Sun Chief Executive Scott McNealy said in November that Sun will rely on outside companies to help supply necessary software components for the N1 plan. On Monday, though, MacKay said Sun will supply everything a customer needs to install a basic version of N1, but that customers will save more money if they buy hardware and software with N1 features.

You can't lean on friends
"We're not relying on the industry to come up with a lot of support, because we've seen the difficulties with that approach," MacKay said. "We will make it work with the (equipment) out there."

Equipment designed to work with N1 will be better, though, MacKay promised. "If you deploy N1, you'll achieve x percent savings in data center costs.

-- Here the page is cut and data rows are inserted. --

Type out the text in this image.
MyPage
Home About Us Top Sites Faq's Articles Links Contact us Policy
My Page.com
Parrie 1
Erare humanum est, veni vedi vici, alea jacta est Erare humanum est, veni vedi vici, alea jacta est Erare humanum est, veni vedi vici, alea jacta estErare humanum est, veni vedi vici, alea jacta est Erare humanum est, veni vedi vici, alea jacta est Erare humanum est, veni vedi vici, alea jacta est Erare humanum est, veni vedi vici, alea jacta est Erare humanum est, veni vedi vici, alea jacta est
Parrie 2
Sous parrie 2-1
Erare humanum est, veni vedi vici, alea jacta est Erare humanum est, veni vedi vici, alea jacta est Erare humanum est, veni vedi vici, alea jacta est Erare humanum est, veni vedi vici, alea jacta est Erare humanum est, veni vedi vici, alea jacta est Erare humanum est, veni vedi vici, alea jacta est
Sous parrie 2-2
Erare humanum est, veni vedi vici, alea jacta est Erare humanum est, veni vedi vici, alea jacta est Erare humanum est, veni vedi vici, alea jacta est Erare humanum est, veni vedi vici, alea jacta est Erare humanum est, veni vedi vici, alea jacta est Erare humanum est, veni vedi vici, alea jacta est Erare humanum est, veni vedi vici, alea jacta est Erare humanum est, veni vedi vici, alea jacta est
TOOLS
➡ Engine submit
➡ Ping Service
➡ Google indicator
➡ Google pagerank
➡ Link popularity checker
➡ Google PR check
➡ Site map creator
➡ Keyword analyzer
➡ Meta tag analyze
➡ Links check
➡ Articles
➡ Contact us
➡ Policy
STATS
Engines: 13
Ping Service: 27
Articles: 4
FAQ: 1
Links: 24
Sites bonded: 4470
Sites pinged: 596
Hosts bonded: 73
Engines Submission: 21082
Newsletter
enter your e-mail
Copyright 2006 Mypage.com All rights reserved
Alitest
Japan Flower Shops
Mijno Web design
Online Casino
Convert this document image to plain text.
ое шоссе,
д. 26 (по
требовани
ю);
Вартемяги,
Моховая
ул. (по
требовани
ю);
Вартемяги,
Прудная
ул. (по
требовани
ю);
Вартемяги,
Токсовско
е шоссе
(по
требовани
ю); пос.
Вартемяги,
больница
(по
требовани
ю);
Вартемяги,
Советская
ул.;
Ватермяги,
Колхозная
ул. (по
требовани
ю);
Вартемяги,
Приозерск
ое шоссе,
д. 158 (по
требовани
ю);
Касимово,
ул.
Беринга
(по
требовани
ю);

If you also put components in there that are N1-enhanced, you can get a lot more than x percent," he said.

A key step in N1 is "virtualization," which shields a computing task from the details of the hardware it's running on. This permits many computing jobs to be handled by a pool of computing equipment rather than by a specific system. Sun acquired two virtualization start-ups, Terraspring and Pirus Networks, to make its N1 vision possible.

Pirus sells hardware and software that virtualizes different types of storage systems from various manufacturers. Terraspring has software that keeps track of all the computing equipment in a data center and lets administrators select and prepare systems for new jobs, a process called "provisioning."

HP uses the Terraspring software--but only the first version of a product that's now in its third generation, said Ashar Aziz, the former Sun engineer who founded Terraspring and who now is back at Sun. The first version was geared to work with high-end multiprocessor servers; later versions, to which HP does not have rights, add support for smaller servers such as those that deliver Web pages, Aziz said.

The first version of Terraspring's software also had a "fairly horrendous rewiring requirement," forcing customers to install new networking equipment and to remove hard drives from servers, Aziz said. In later versions, "a lot of that has gone away."

The first stages of N1 that customers will see are blade servers and Sun services to help customers prepare for N1, MacKay said. Technologically, the first stage will focus on virtualization.

The second stage, coming by late 2003, will focus on provisioning and supporting more computing equipment. The last phase, which will be done by 2004, should bring automation that can rely on policies--for example, a customer setting the system to give processing priority to a billing system at the end of the month when it demands more resources, MacKay said.